97 cat.create(save_file=False)
98
99 # Append the created `cat` attribute to the master list
100 master_catalog.append(cat.cat)
101
102
103 # Now Merge all individual catalogs into one master dataframe and save
104 df = pd.concat(master_catalog, ignore_index=True)
105 df.to_csv(f'segm_catalog_{band}_band.csv', index=False)
The five catalogs generated above are available for download here:
These catalogs will be merged and used to train a binary classifier using the ensemble_model module. This example is provided in the Supervised Learning Algorithms page.
NOTE: The catalog module also provides a standalone function to plot individual sources and the corresponding image segmentation patches given some set of parameter(s). The plot_objects_segmentation function allows users to inspect the segmentation masks overlaid on the source. As the source morphological features are dependent on the resulting segmentation, it is important to ensure the generated patches are truly representative of the source morphology. This function allows users to input up to four segmentation detection thresholds (sigma_values), so as to visualize how different values affect the resulting source extent.
In the example below, we inspect a lens where only the i-band yields a positive detection at the strictest threshold (\(\sigma=5.0\)). The other four filters at this detection level would be non-detections and the corresponding morphological features would thus be cataloged with -999 values.
1import numpy as np
2from pyBIA import catalog
3
4# Load the lenses
5lens = np.load('lenses_10k.npy')
6
7# Plotting parameters
8median_bkg = None # Whether to subtract the background (set to None if background subtraction required)
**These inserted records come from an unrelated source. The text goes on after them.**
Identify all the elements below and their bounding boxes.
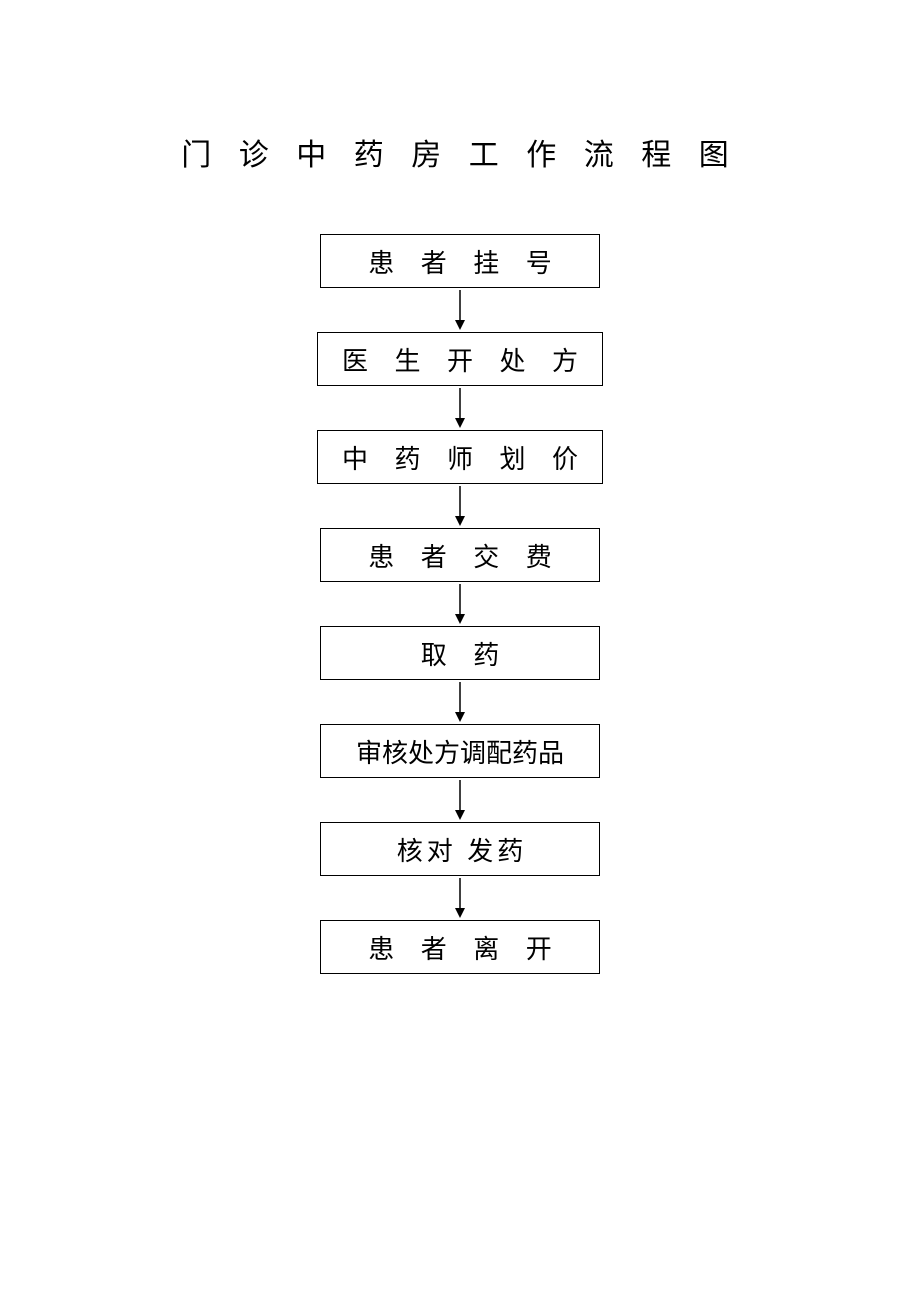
arrow-icon bbox=[453, 484, 467, 528]
arrow-icon bbox=[453, 680, 467, 724]
arrow-icon bbox=[453, 778, 467, 822]
flow-node-7: 核对 发药 bbox=[320, 822, 600, 876]
flowchart-container: 患 者 挂 号 医 生 开 处 方 中 药 师 划 价 患 者 交 费 取 药 bbox=[317, 234, 603, 974]
page-title: 门 诊 中 药 房 工 作 流 程 图 bbox=[181, 130, 739, 174]
flow-node-8: 患 者 离 开 bbox=[320, 920, 600, 974]
arrow-icon bbox=[453, 876, 467, 920]
arrow-icon bbox=[453, 288, 467, 332]
flow-node-1: 患 者 挂 号 bbox=[320, 234, 600, 288]
flow-node-4: 患 者 交 费 bbox=[320, 528, 600, 582]
arrow-icon bbox=[453, 582, 467, 626]
arrow-icon bbox=[453, 386, 467, 430]
flow-node-2: 医 生 开 处 方 bbox=[317, 332, 603, 386]
flow-node-6: 审核处方调配药品 bbox=[320, 724, 600, 778]
flow-node-5: 取 药 bbox=[320, 626, 600, 680]
flow-node-3: 中 药 师 划 价 bbox=[317, 430, 603, 484]
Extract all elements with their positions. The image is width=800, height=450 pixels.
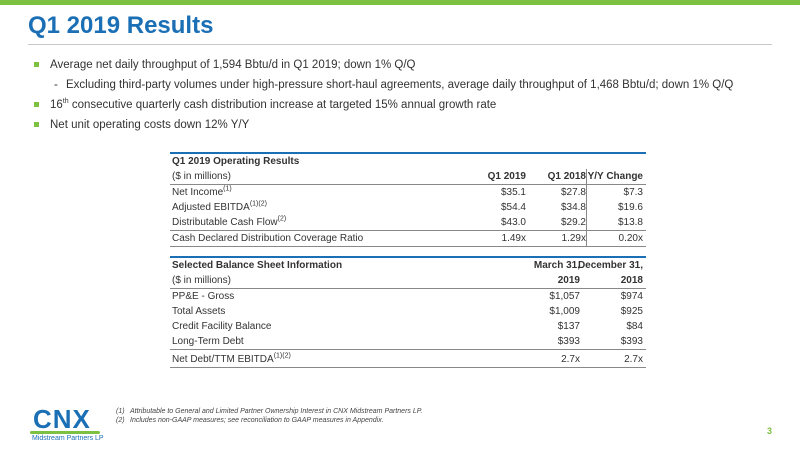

9pix_conversion = 5.8 # Survey pixel-per-arcsecond (for setting the axes)
10crop_size = None # Will crop the image to be of this size, otherwise set to None
11xpix = ypix = lens.shape[2] // 2 # Cropped image will be centered about these coords, if not cropping set to None
12r_in = 15 # Inner radius (in pixels) of background annulus for local sky estimation
13r_out = 50 # Outer radius (in pixels) of background annulus.
14
15# Figure parameters
16fig_title = r'Example Lens' # Figure suptitle
17sup_titles = [r'$g$', r'$r$', r'$i$', r'$z$', r'$y$'] # Title(s) above each individual panel
18cmap = 'viridis' # Colormap to use when displaying input image, the segmentation patches always use binary
19
20# Segm detection parameters
21sigma_vals = [0.3, 1.0, 3.0, 5.0] # The detection threshold(s) to apply
22deblend = False # Whether to deblend detected sources
23kernel_size = 21 # Gaussian filter kernel size used to convolve the data prior to segmentation
24npixels = 9 # Required number of pixels above the sigma threshold required to detect a source
25connectivity = 8 # Scheme to determine how pixels are grouped into a detected source, either 4 (touch along edges) or 8 (edges and corners)
26threshold = 0 # Will plot the object present within the image center
27savefig = True # Whether to save the figure, it False it will show instead
28savepath = 'segm_example_lens.png' # Path (and/or filename) to save in/as
29
30i = 4 # Will plot the fifth source in the array
31
32# This function takes in up to 5 images, and plots the detection thresholds (up to 4 thresholds allowed)
33catalog.plot_objects_segmentation(
34 lens[i][0],
35 lens[i][1],
36 lens[i][2],
37 lens[i][3],
38 lens[i][4],
39 pix_conversion=pix_conversion,
40 sigma_values=sigma_vals,
41 deblend=deblend,
42 kernel_size=kernel_size,
43 npixels=npixels,
44 connectivity=connectivity,
45 threshold=threshold,
46 titles=sup_titles,
47 suptitle=fig_title,
48 cmap=cmap,
49 xpix=xpix,
50 ypix=ypix,
51 size=crop_size,
52 median_bkg=median_bkg,
53 savefig=savefig,
54 r_in=15,
55 r_out=50,
56 savepath=savepath
57 )
Visualization of segmentation maps across 5 bands. The binary masks illustrate the detected morphology at increasing sigma thresholds, computed from the sigma_values.